Rendlesham: Spitfire pilot rejects claims that Bentwaters could become a civil airport
PUBLISHED: 14:45 22 May 2014
A female Spitfire pilot has defended flying at a former USAF air base amid concerns that the number of aircraft using the site could grow dramatically.
Carolyn Grace said the peace and tranquillity of the county’s coast and heath’s Area of Outstanding Natural Beauty was important to her family but any aircraft could fly over it – and many pilots would not even know there was an AONB below.
She also rejected suggestions that moves were afoot to turn Bentwaters into a civil airport.
Air Leasing Ltd’s flying of the Spitfire and eight heritage planes from the site near Rendlesham has come under scrutiny because the site’s owners have submitted a new blueprint to Suffolk Coastal for its future use, and some residents fear it could mean more flying from the site.
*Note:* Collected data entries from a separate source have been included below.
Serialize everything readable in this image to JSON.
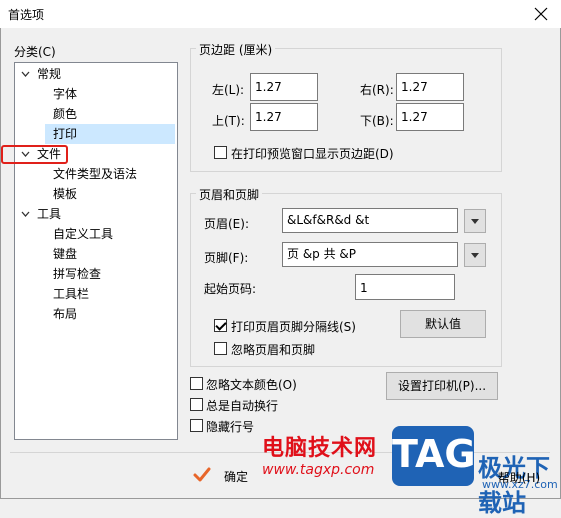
{
  "window": {
    "title": "首选项"
  },
  "category": {
    "label": "分类(C)",
    "items": [
      {
        "label": "常规",
        "level": 0,
        "expanded": true
      },
      {
        "label": "字体",
        "level": 1
      },
      {
        "label": "颜色",
        "level": 1
      },
      {
        "label": "打印",
        "level": 1,
        "selected": true
      },
      {
        "label": "文件",
        "level": 0,
        "expanded": true
      },
      {
        "label": "文件类型及语法",
        "level": 1
      },
      {
        "label": "模板",
        "level": 1
      },
      {
        "label": "工具",
        "level": 0,
        "expanded": true
      },
      {
        "label": "自定义工具",
        "level": 1
      },
      {
        "label": "键盘",
        "level": 1
      },
      {
        "label": "拼写检查",
        "level": 1
      },
      {
        "label": "工具栏",
        "level": 1
      },
      {
        "label": "布局",
        "level": 1
      }
    ]
  },
  "margins": {
    "title": "页边距 (厘米)",
    "left_label": "左(L):",
    "left_value": "1.27",
    "right_label": "右(R):",
    "right_value": "1.27",
    "top_label": "上(T):",
    "top_value": "1.27",
    "bottom_label": "下(B):",
    "bottom_value": "1.27",
    "show_in_preview_label": "在打印预览窗口显示页边距(D)",
    "show_in_preview_checked": false
  },
  "header_footer": {
    "title": "页眉和页脚",
    "header_label": "页眉(E):",
    "header_value": "&L&f&R&d &t",
    "footer_label": "页脚(F):",
    "footer_value": "页 &p 共 &P",
    "start_page_label": "起始页码:",
    "start_page_value": "1",
    "print_separator_label": "打印页眉页脚分隔线(S)",
    "print_separator_checked": true,
    "ignore_label": "忽略页眉和页脚",
    "ignore_checked": false,
    "default_button": "默认值"
  },
  "options": {
    "ignore_text_color_label": "忽略文本颜色(O)",
    "ignore_text_color_checked": false,
    "word_wrap_label": "总是自动换行",
    "word_wrap_checked": false,
    "hide_line_numbers_label": "隐藏行号",
    "hide_line_numbers_checked": false,
    "setup_printer_button": "设置打印机(P)..."
  },
  "footer": {
    "ok_button": "确定",
    "help_button": "帮助(H)"
  },
  "watermark": {
    "site_name": "电脑技术网",
    "site_url": "www.tagxp.com",
    "tag_text": "TAG",
    "brand_cn": "极光下载站",
    "brand_url": "www.xz7.com"
  },
  "colors": {
    "selection": "#cce8ff",
    "highlight_box": "#e0201a",
    "watermark_red": "#e0101a",
    "watermark_blue": "#1f63b5"
  }
}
Mrs Grace learned to fly the Spitfire ML407 in 1988 after the death of her husband Nick, who had restored the Second World War fighter. Her son Richard is also now rebuilding and maintaining the planes.
She said: “The current misinformation that a civil airport is inevitable if this planning application is approved is so utterly incorrect it is hard to know where to begin to explain.
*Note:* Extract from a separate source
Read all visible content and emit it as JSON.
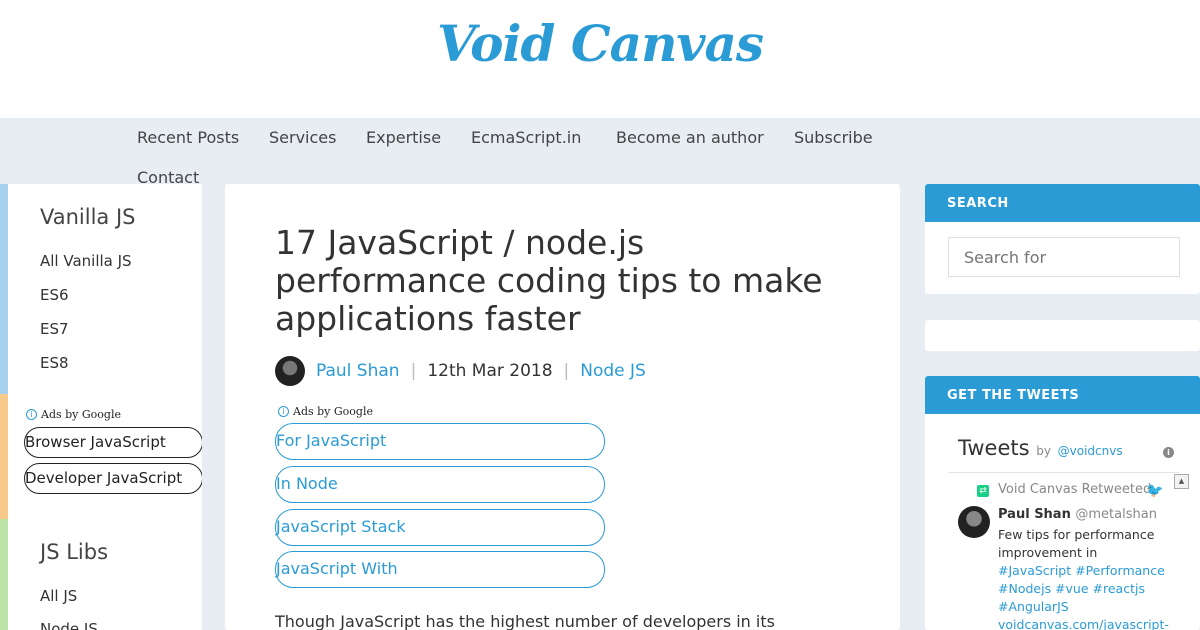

“For example, a civil airport requires funding in the billions of pounds just to set up let alone operate and heritage aircraft do not fly into civil airports, so this would actually end the purpose of Air Leasing being at Bentwaters at all.”
Every effort had been made to stop aerobatic practising by others over the area and the AONB was of the “utmost importance” to the family and company.
Mrs Grace said: “We take great care to fly with full consideration to the AONB and tranquillity.
“The majority or our flying takes our aircraft away to other parts of the UK and Europe, it is not continually in the local area.
“What has to be understood is that there is quite extensive military activity in the area plus there are many other farm strips and small airfields that will fly nearby – it is important to realise the aircraft the public see or hear may not be ours and therefore may not be as aware as we are about the AONB or tranquillity of the area.
“I am afraid to say that the AONB is not marked as a consideration on air navigation maps so aviators from outside of the local area would be unaware of this particular designation.”